Mohon tunggu...
Indria Salim
Indria Salim Mohon Tunggu... Freelancer - Freelance Writer

Freelance Writer, Praktisi PR di berbagai organisasi internasional (1990-2011) Twitter: @IndriaSalim IG: @myworkingphotos fb @indriasalim

Selanjutnya

Tutup

Politik

Renungan Politik: Mengapa Memilih Capres Jokowi

30 Juni 2014   21:51 Diperbarui: 18 Juni 2015   08:06 448
+
Laporkan Konten
Laporkan Akun
Kompasiana adalah platform blog. Konten ini menjadi tanggung jawab bloger dan tidak mewakili pandangan redaksi Kompas.
Lihat foto
Politik. Sumber ilustrasi: FREEPIK/Freepik

Pilpres 2014 memang berbeda dengan pilpres Indonesia sebelumnya. Indonesia punya dua pilihan dua Capres, dan itu akan dipilih oleh rakyat yang menggunakan hak suara mereka, kecuali menghadiri hari-h pilpres pada tanggal 9 Juli 2014 sebagai golput.

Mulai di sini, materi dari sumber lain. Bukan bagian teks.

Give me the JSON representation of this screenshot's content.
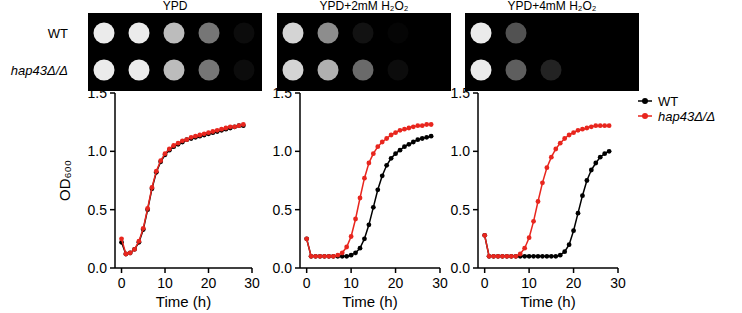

Masa kampanye yang semakin mendekati hari tenang, membuat para tim sukses, pendukung, relawan, dan simpatisan memaksimalkan usahanya untuk pemenangan Capres masing-masing. Sejauh ini, Capres yang akan saya pilih, mengatakan bahwa kita harus bergembira menghayati proses pemilu, sebuah bentuk kebebasan dalam suasana yang idealnya demokratis. Tak dipungkiri, salah satu Capres menegaskan bahwa ia menerima dampak merugikan, akibat dari adanya 23 bukti kampanye hitam berujut fitnah melalui sosial media, pemberitaan di tabloid Obor Rakyat, dan bentuk lainnya, yang saya yakin sebagian besar pembaca sudah melihatnya sendiri.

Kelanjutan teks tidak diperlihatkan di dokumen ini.